Improvements are expected not only in seizure burden, but also in attention, behavior, sleep, and daily independence. The earlier seizures are controlled, the greater the likelihood of favorable long-term development.

Practical considerations, rehabilitation & family support

Epilepsy surgery is only the first chapter; ongoing care, rehabilitation, and psychosocial support are equally important.

After surgery, follow-up is coordinated with:

  • a pediatric neurologist for medication adjustment,
  • a neuropsychologist for cognitive evaluation and support,
  • physical and occupational therapists where neurological deficits exist,
  • the school system and special education services for individualized educational planning.
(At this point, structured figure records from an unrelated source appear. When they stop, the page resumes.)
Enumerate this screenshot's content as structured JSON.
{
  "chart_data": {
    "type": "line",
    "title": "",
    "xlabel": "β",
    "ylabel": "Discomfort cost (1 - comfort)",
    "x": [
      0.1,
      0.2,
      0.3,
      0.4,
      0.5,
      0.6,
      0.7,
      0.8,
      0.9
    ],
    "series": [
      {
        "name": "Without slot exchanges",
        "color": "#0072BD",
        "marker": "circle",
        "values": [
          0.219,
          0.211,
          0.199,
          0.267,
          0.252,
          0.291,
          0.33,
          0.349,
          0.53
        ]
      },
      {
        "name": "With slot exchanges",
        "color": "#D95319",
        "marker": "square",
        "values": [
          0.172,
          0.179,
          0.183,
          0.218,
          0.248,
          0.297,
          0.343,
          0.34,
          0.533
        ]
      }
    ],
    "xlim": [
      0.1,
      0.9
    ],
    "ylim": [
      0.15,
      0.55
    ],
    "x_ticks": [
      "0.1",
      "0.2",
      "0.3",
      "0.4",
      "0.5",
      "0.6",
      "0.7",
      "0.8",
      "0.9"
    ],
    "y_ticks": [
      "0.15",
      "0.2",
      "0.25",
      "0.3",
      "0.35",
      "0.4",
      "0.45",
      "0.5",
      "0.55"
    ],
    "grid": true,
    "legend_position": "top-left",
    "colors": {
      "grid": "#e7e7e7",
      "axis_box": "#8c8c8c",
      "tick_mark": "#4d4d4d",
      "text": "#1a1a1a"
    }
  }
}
At Neuroknife, we encourage active parental participation in decision-making, provide access to support networks, and when possible connect families with others who have undergone similar experiences.

What should I ask the epilepsy team & neurosurgeon?

Key questions before deciding on surgery
  • Does my child meet the criteria for drug-resistant epilepsy?
  • Is there a clearly resectable focus, or is this primarily a palliative procedure?
  • What are the realistic seizure-freedom rates and principal risks?
  • How might language, motor function, vision, and memory be affected?
  • Is intracranial monitoring required? How is it performed and what are the risks?
  • What type of rehabilitation will be needed after surgery, and for how long?
  • How will daily life change (school, sports, supervision, medications, etc.)?
  • What experience does your center have with similar pediatric cases?

The Neuroknife team is here to help you understand all available options — from advanced pharmacologic management to complex surgical and functional interventions — so that your decision is informed, realistic, and tailored to your child’s needs.

When should you seek specialized epilepsy surgical evaluation?

If your child’s epilepsy is not controlled with two or more medications, if seizures significantly impair academic performance, behavior, or development, or if a structural brain lesion has been identified, an evaluation by a team experienced in epilepsy surgery is warranted.

At Neuroknife, we provide comprehensive preoperative assessment, multidisciplinary case review, and detailed discussions with families regarding the potential benefits and risks of each therapeutic option.